CouchDB Bloom Filters

February 13th, 2009

I haven’t finished the code to implement this idea yet. I’m forced to show my hand since today is the last day in On Ruby’s CouchDB Contest .

A bloom filter is data structure with some very cool properties. It’s very compact and performant. It represents an approximation to set membership. That is, it represents a collection of elements without storing the elements. A oft quoted example is that of a dictionary—one can encode every word in the dictionary (taking up a lot of space) into a substantially smaller bloom filter. This comes with a cost, when a bloom filter says an element is not in the set, it’s not in the set. However, when a bloom filter says that an element is in the set, it could be wrong, but the expected probability of it lying can be ascertained from the size of the bloom filter and how many hashes it utilizes.
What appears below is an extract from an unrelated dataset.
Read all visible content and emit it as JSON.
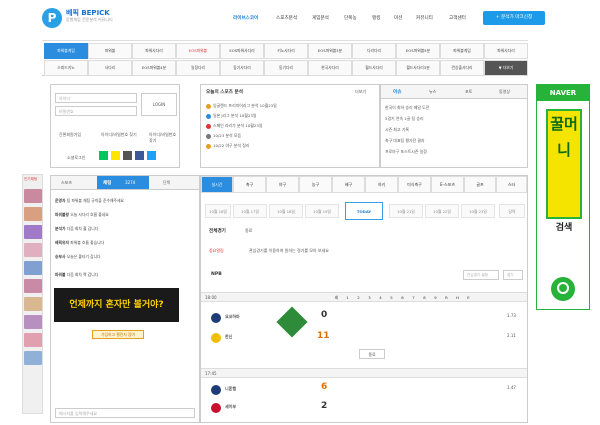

Properties of Bloom Filters

  1. Space efficient.
  2. Speed efficient (constant time adding elements, constant time query).
  3. Uses k hashing functions (where k is the user selected number of hashing functions to use, determines how accurate the filter is).
  4. Combinable. The union of two bloom filters of the same length and same k hashing functions is just the bit-wise OR of its bitfield.

Possible use cases

Besides the dictionary use case mentioned, bloom filters are used to great effect in distributed file systems and caches, as a quick ‘filter’ to determine if an element is in the cache or on disk, to avoid expensive computations. I’d like to be able to reconstitute a bloom filter as a javascript object. Then you could very quickly determine client-side set membership without querying the server.

Examples: could encode every WikiWord into a bloomfilter providing a very fast client-side test to see if a word should be linkable.

ISBN’s in a library: I’ve been meaning to hack together a Amazon powered better book search for my university, but how to efficiently determine if a particular book in a search of all books is at my local library without tons of API requests? I’d like to try a bloom filter encoding all books locally available.

Trying to avoid a Denial-of-Service attack. Say you’ve generated some large key space to keep your users data private but also shareable, (like the large random URL’s Google Reader uses). Someone could start guessing, and they’ll be guessing for a long time. Yes you should rate-limit them, but each request could possibly result in a database query too—why not use a bloom filter to quickly determine if that long random key is likely in your database without the performance hit?

I need to look into the replication code in CouchDB, I don’t know how it’s being implemented—but one CouchDB instance could furnish another instance a bloom filter representing the set of all documents and their versions in the database.

Javascript and Ruby encodings of bloom filters and bit fields

Peter Cooper coded up a ruby bloom filter and the ruby bit field that the bloom filter depends on. The bit field is implement as an array of 32-bit numbers. To index a specific bit you first look up the associated number in the array, then the bit offset into that number.

An array of numbers, easily expressible as JSON. A javascript class could easily use the JSON numeric array as the bitfield, as could Ruby or any other language.

Coming up with k hashing functions

So we’ve got bit fields, then we just need a hashing function. I’ve been looking for an excuse to use Bruce Schneier’s team submission to the NIST competition to determine the next standard hash (SHA3) called Skein. The H2 Database guys, in addition to a Java based version of the hash, provided us with a javascript implementation of Skein as well.

If you’ve got a good hashing function, you can use that hashing function to create more hashing functions, as many as you need in fact. The way I’m currently planning on doing this is to take a hash of the first hash, then a hash of the second hash etc. until there is enough keying material to produce k indexes.

Where CouchDB comes in

CouchDB implements views or calculated columns using map/reduce.

Map

The map function will take a document, specify the size of the bloom filter, and specify the number of hashes (k) to use in that bloom filter (or an estimate of how many elements you’ll add and the accuracy you’d like to attain). Then whatever property is desired out of the document can be iterated over and added to the bloom filter.

The map function will emit a JSON document with an array of numbers (representing the bit field), a property specifying which hashing function is being used (skein, md5, sha1 etc.) and the number of hashes calculated for each item.

Reduce

The reduce function will combine bloom filters, like union with a bitwise OR. After the reduce a query to CouchDB will return a result containing a bloom filter for whatever content you’re after. This result can be used client-side, in javascript, or server side in ruby or something.

Status

I’ve ported Peter Cooper’s ruby bit field to javascript. The bloom filter itself is partially implemented. I need to figure out how to add utility functions to CouchDB so that the bloom filter code can be easily used in any view. If anyone knows of a good javascript testing framework that works with SpiderMonkey from the command line I am all ears.

1 Response to “CouchDB Bloom Filters”

  1. Brian Whitmer Says:
    Very nice stuff. I think we'll be using this.

Sorry, comments are closed for this article.